Here’s my reaction to the government’s GDP report and the Fed rate cut…
Is another big name from the 1970s attempting a comeback? Stagflation, the worst-of-both-worlds scenario in which weak growth is accompanied by robust inflation, may be on the radar again. It’s enough to conjure memories of President Gerald Ford’s ill-fated campaign to talk down prices through a “Whip Inflation Now” (WIN) campaign. The risk is evident in the latest economic numbers. Indeed, Marc Faber, the widely followed global investment adviser based in Asia believes that “we’re already in stagflation: no real economic growth–or recession–amidst inflation” in his latest Gloom Boom & Doom Report.

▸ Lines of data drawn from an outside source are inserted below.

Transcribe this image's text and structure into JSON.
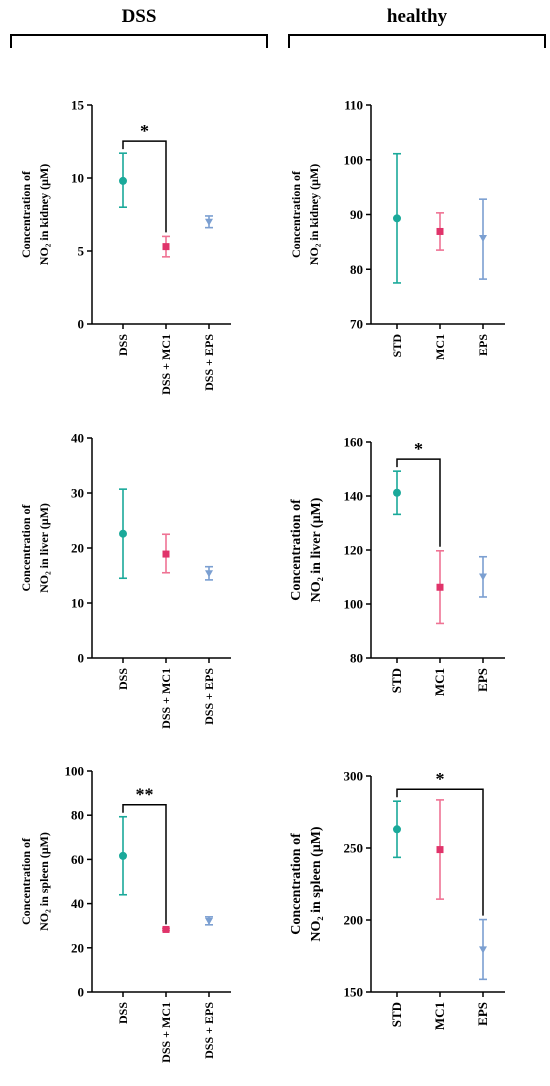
{
  "header": {
    "left_label": "DSS",
    "right_label": "healthy"
  },
  "colors": {
    "teal": "#1aa99a",
    "pink": "#e0336a",
    "pink_light": "#ef7394",
    "blue": "#7b9fd1"
  },
  "chart_data": [
    {
      "type": "scatter",
      "ylabel_line1": "Concentration of",
      "ylabel_line2": "NO₂ in kidney (μM)",
      "ylim": [
        0,
        15
      ],
      "yticks": [
        "0",
        "5",
        "10",
        "15"
      ],
      "categories": [
        "DSS",
        "DSS + MC1",
        "DSS + EPS"
      ],
      "points": [
        {
          "mean": 9.8,
          "low": 8.0,
          "high": 11.7
        },
        {
          "mean": 5.3,
          "low": 4.6,
          "high": 6.0
        },
        {
          "mean": 7.0,
          "low": 6.6,
          "high": 7.4
        }
      ],
      "significance": [
        {
          "from": 0,
          "to": 1,
          "label": "*"
        }
      ]
    },
    {
      "type": "scatter",
      "ylabel_line1": "Concentration of",
      "ylabel_line2": "NO₂ in kidney (μM)",
      "ylim": [
        70,
        110
      ],
      "yticks": [
        "70",
        "80",
        "90",
        "100",
        "110"
      ],
      "categories": [
        "STD",
        "MC1",
        "EPS"
      ],
      "points": [
        {
          "mean": 89.3,
          "low": 77.5,
          "high": 101.1
        },
        {
          "mean": 86.9,
          "low": 83.5,
          "high": 90.3
        },
        {
          "mean": 85.7,
          "low": 78.2,
          "high": 92.8
        }
      ],
      "significance": []
    },
    {
      "type": "scatter",
      "ylabel_line1": "Concentration of",
      "ylabel_line2": "NO₂ in liver (μM)",
      "ylim": [
        0,
        40
      ],
      "yticks": [
        "0",
        "10",
        "20",
        "30",
        "40"
      ],
      "categories": [
        "DSS",
        "DSS + MC1",
        "DSS + EPS"
      ],
      "points": [
        {
          "mean": 22.6,
          "low": 14.5,
          "high": 30.7
        },
        {
          "mean": 18.9,
          "low": 15.5,
          "high": 22.5
        },
        {
          "mean": 15.4,
          "low": 14.2,
          "high": 16.6
        }
      ],
      "significance": []
    },
    {
      "type": "scatter",
      "ylabel_line1": "Concentration of",
      "ylabel_line2": "NO₂ in liver (μM)",
      "ylim": [
        80,
        160
      ],
      "yticks": [
        "80",
        "100",
        "120",
        "140",
        "160"
      ],
      "categories": [
        "STD",
        "MC1",
        "EPS"
      ],
      "points": [
        {
          "mean": 141.2,
          "low": 133.2,
          "high": 149.2
        },
        {
          "mean": 106.2,
          "low": 92.8,
          "high": 119.7
        },
        {
          "mean": 110.2,
          "low": 102.6,
          "high": 117.5
        }
      ],
      "significance": [
        {
          "from": 0,
          "to": 1,
          "label": "*"
        }
      ]
    },
    {
      "type": "scatter",
      "ylabel_line1": "Concentration of",
      "ylabel_line2": "NO₂ in spleen (μM)",
      "ylim": [
        0,
        100
      ],
      "yticks": [
        "0",
        "20",
        "40",
        "60",
        "80",
        "100"
      ],
      "categories": [
        "DSS",
        "DSS + MC1",
        "DSS + EPS"
      ],
      "points": [
        {
          "mean": 61.6,
          "low": 44.0,
          "high": 79.3
        },
        {
          "mean": 28.3,
          "low": 27.8,
          "high": 28.8
        },
        {
          "mean": 32.2,
          "low": 30.4,
          "high": 34.0
        }
      ],
      "significance": [
        {
          "from": 0,
          "to": 1,
          "label": "**"
        }
      ]
    },
    {
      "type": "scatter",
      "ylabel_line1": "Concentration of",
      "ylabel_line2": "NO₂ in spleen (μM)",
      "ylim": [
        150,
        300
      ],
      "yticks": [
        "150",
        "200",
        "250",
        "300"
      ],
      "categories": [
        "STD",
        "MC1",
        "EPS"
      ],
      "points": [
        {
          "mean": 263.0,
          "low": 243.5,
          "high": 282.5
        },
        {
          "mean": 248.9,
          "low": 214.5,
          "high": 283.4
        },
        {
          "mean": 179.6,
          "low": 158.8,
          "high": 200.3
        }
      ],
      "significance": [
        {
          "from": 0,
          "to": 2,
          "label": "*"
        }
      ]
    }
  ]
}
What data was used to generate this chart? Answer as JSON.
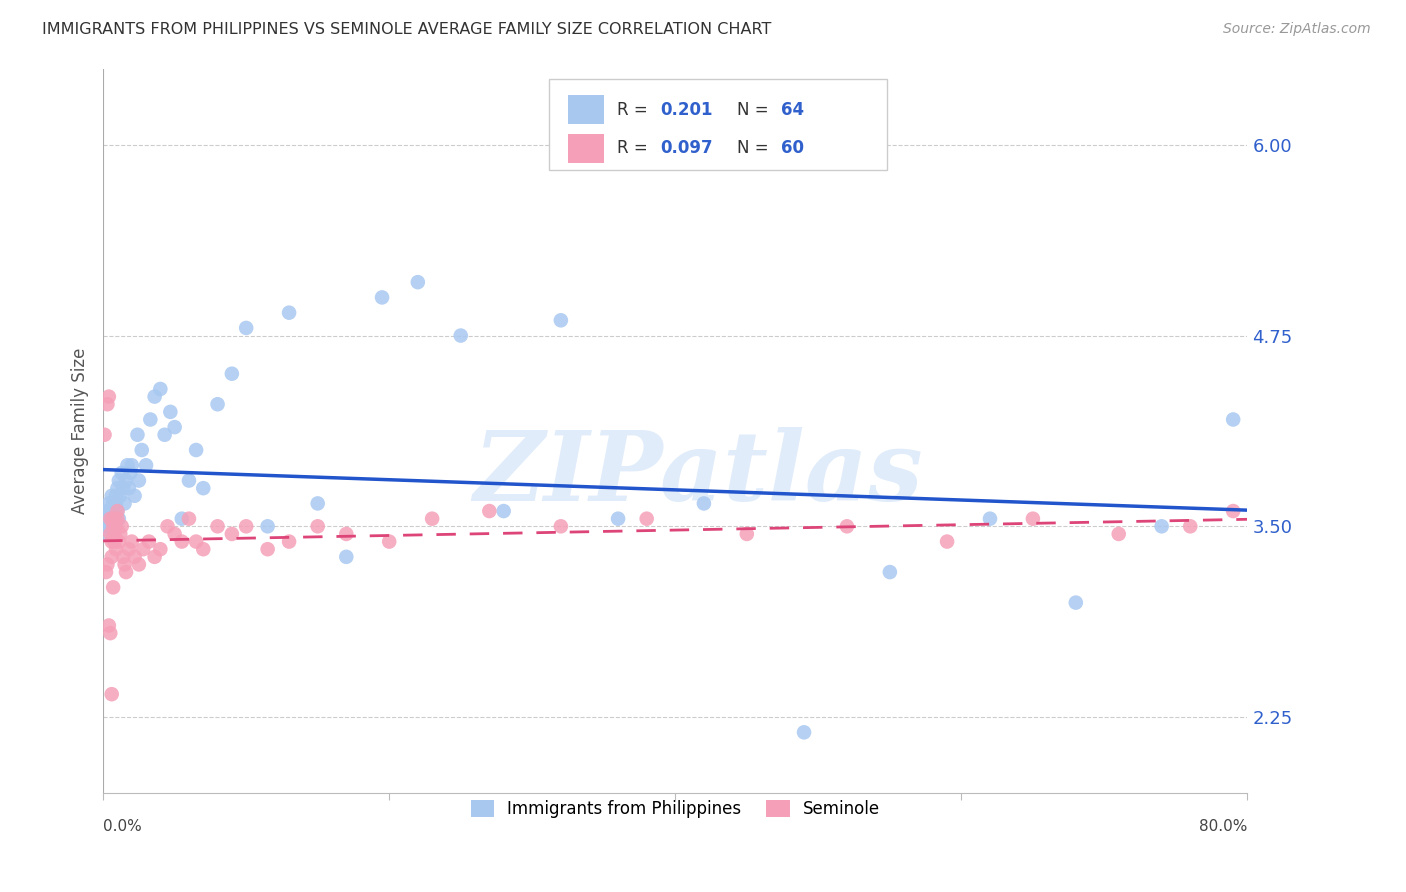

Certainly, the economy is teetering on the edge of recession. Government statisticians reported on Jan. 30 that gross domestic product, dragged down by the declining home market, grew at an anemic 0.6% in the final three months of 2007. The 2.2% rate for all of 2007 was the worst performance in five years……
…Yet inflation is also running hot. The GDP report has the prices of goods paid for by consumers during the fourth quarter increasing by 3.8%, up sharply from the 1.8% pace of the previous three months. The cost of living as measured by the more widely followed consumer price index rose by a steep 4.1% last year–its highest rate in 17 years–while in the last quarter of last year the CPI surged by 5.6%. No matter how it’s measured, consumer inflation is well above the Fed’s target range of 1% to 2%…
…. The risk for business, consumers, and investors is the emergence of a different kind of stagflation–call it “stagflation-lite.” It would be defined by higher-than-expected inflation rates (say, a 5.6% increase in the CPI) and lower-than-expected growth rates (like a 0.6% economic expansion).